Financial Information

Insurance Information

During the past three decades, dental plans have become an integral part of healthcare planning for many families. Today, dental plans are based on a variety of employer options, which include many restrictions that could seriously impact your oral health.

Your benefits are designed to serve as assistance for basic and preventive dental services. Therefore, the type of treatment you need and receive from our practice is based upon professional judgment and not whether you are covered by an insurance plan.

Many insurance policies are negotiated between your employer and the insurance company; therefore, in many cases, we cannot determine for you what your individual policy benefits will pay. As a service to you, we will assist you in your claim processing as quickly as possible so you receive the maximum benefit possible within good time.

The contract for your dental insurance is between you and the insurance company. It has been our experience that companies treat the policy holder with more efficiency and consideration than a dental office, who really has no official dealing with them. This allows us to spend our time looking after you, not the insurance company.

We would be happy to discuss any special needs in the handling of your account, since you are very important to us as a client. We offer a variety of payment options, including cash, Visa, MasterCard, and Interac (direct payment).

In addition to these terms of payment, we would also be happy to arrange for you an individual payment plan that can include post-dated cheques or financing through Financeit or Health Smart to obtain the dentistry you want for a more affordable monthly payment than we, the dental office, can offer.

Many clients have found this to be a great benefit: They receive the dental care they need and can fit the smaller monthly payment into their budget.

Please remember that no question is too small to ask. Stop in or call any time you have a question. We are here to help you.

Things Every Insured Patient Needs To Know

Vital Information

  • The name of the person in your company who is in charge of employee benefits
  • Name and phone number of insurance carrier

Information patients will be asked to give when calling their insurance company:

  • Name of subscriber
  • Employee’s date of birth
  • SIN number
  • Employer
  • Policy number
  • Division number
  • Certificate number

Questions Patients Should Ask About Their Insurance

  1. What is the annual maximum allowed per patient?
  2. What is the anniversary date of the policy? (Example: January 1st)
  3. Is there an annual deductible? If yes, how much is it?
  4. Dental benefits are paid on which year’s Saskatchewan Dental Association fee schedule? (example: 1996 or 1999)
  5. How many units of scaling and/or root planing are covered per year?
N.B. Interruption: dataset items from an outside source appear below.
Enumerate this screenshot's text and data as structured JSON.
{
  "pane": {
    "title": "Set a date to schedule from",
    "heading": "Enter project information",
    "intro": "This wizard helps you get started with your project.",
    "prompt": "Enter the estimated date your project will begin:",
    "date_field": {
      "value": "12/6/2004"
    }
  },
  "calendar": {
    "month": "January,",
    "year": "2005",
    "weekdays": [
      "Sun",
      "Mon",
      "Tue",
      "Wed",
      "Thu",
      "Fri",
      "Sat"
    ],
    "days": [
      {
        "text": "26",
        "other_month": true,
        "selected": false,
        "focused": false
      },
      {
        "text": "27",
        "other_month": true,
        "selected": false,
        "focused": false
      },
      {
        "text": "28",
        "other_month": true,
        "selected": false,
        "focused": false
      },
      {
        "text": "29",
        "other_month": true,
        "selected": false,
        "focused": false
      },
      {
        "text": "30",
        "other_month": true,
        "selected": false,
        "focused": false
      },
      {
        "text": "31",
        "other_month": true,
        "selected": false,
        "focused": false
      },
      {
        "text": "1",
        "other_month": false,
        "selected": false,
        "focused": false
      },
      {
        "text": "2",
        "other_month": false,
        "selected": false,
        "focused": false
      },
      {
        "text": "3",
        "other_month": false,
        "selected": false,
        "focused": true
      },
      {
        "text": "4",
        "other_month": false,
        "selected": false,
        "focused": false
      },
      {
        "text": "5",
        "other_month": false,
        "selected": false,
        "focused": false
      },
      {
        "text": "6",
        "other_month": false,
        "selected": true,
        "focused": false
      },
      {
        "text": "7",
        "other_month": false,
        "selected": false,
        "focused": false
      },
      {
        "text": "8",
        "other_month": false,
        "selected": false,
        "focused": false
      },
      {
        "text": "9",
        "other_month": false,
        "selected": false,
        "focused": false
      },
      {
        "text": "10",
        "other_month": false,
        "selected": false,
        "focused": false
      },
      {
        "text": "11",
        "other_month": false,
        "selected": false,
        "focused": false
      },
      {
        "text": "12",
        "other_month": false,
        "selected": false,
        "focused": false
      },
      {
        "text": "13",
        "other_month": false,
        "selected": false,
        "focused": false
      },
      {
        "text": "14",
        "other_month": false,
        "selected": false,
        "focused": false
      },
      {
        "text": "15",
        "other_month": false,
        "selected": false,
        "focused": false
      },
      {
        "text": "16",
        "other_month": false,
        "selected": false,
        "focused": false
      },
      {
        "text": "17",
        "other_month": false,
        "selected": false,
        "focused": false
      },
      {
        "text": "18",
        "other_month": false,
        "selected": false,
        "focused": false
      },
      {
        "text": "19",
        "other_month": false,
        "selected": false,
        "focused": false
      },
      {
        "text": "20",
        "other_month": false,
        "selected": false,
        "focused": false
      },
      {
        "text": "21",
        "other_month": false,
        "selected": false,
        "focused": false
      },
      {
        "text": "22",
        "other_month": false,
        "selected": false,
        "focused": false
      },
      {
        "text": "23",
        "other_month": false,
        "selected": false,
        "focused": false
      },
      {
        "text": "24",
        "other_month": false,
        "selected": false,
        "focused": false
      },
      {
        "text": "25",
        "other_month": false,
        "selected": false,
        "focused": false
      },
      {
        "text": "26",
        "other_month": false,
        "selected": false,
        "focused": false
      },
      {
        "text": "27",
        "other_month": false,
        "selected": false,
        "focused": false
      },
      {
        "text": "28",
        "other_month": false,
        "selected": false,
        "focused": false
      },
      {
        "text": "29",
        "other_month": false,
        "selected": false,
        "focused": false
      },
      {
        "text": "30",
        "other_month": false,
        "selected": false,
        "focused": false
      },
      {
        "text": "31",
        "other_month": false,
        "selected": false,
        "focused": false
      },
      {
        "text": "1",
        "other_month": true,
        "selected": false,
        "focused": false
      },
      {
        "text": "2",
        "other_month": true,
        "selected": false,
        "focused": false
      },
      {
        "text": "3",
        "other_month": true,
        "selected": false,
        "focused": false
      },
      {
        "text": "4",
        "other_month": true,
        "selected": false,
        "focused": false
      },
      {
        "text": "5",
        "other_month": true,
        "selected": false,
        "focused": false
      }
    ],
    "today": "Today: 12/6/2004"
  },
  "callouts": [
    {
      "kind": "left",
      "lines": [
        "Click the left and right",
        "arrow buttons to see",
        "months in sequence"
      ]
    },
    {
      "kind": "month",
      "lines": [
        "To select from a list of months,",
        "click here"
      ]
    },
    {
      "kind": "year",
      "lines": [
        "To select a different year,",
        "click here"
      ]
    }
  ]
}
Which codes are allowed for these services?
  6. How many recall appointments are allowed annually? (for example: every 3 months, 6 months, 9 months?)
  7. What percentage of coverage is allowed for the following?
  • Diagnostic services
  • Preventive services
  • Restorative services
  • Endodontic services
  • Periodontal services
  • Major treatment (example: crowns, bridges, dentures)
  • Treatment Planning / Consultations
  1. What is the annual maximum for major treatment?
  2. Is endodontic and/or periodontal treatment classified as basic or major treatment?

Insurance Terms You Should Be Aware Of

Annual Maximum: Most insurance companies have an annual maximum amount of coverage for each patient listed under the insurance policy. This coverage may be changed and patients may not be informed.

Deductible: The dollar amount the patient pays toward thr treatment total before insurance coverage begins

Eligibility: Eligibility determines who is covered under the insurance policy.

Exclusions: Many dental services and treatments that are clinically necessary are not covered by dental insurance. Their exclusions are usually described in the patient’s insurance booklet, but please be aware that more treatments are being excluded to reduce costs.

Co-Payment: This is the “Out of Pocket” part of the treatment fee that is not covered by dental insurance. Insurance companies will pay a certain percentage of the treatment, but they very rarely cover 100%.

Dual Coverage: This is when both spouses are covered by different insurance plans. The insurance companies usually coordinate the benefits so the patient does not receive more than 100% of the cost of the treatment.

Facts about Changes in Dental Benefits

Did You Know?

  • Some dental benefits are changing rapidly with many reductions in coverage.
  • Benefit coverage is a contract between yourself, the insurance company, and your employer — not the dentist.
  • Dental benefit companies do not inform dental offices of changes to your policy.
  • We suggest you get updated information from your insurance company before making dental appointments.
  • As a courtesy to our patients, we are happy to help you understand your insurance coverage.
  • Dental benefits may not cover 100% of your dentistry.
  • Coverage is being reduced drastically. This means that many necessary treatments may no longer be covered by your plan.
  • We encourage our patients to be familiar with their dental plan in order to eliminate disappointments with payment and reimbursement.
  • Some companies offer 100% coverage of 2002 fees or less. Our fees may be higher than the average dental benefits plan.
  • Our fees are based on our clinical expertise, the quality of care, our state-of-the-art equipment, and materials provided.
  • If you have any questions regarding your coverage, we recommend that you call your insurance company. We would like to avoid the disappointment of you proceeding with the necessary treatment that the dentist has recommended because you assume it is covered. If you later find out that your plan has changed, or the treatment is no longer covered, you will be unhappy.
  • We are pleased to offer our patients a pre-estimate of treatment fees, which can be sent to your insurance company for confirmation of your coverage. This will enable you to plan your finances before commencing with treatment. We are pleased to discuss fees and payment options with you.
  • You need to be aware that insurance companies will sometimes send back approvals with a request for cheaper, alternative treatment plans. Our office is happy to discuss any alternatives and choices with you prior to treatment.
  • Some employers offer their employees dental coverage, which is minimal and restricts your choice of dentist and treatments.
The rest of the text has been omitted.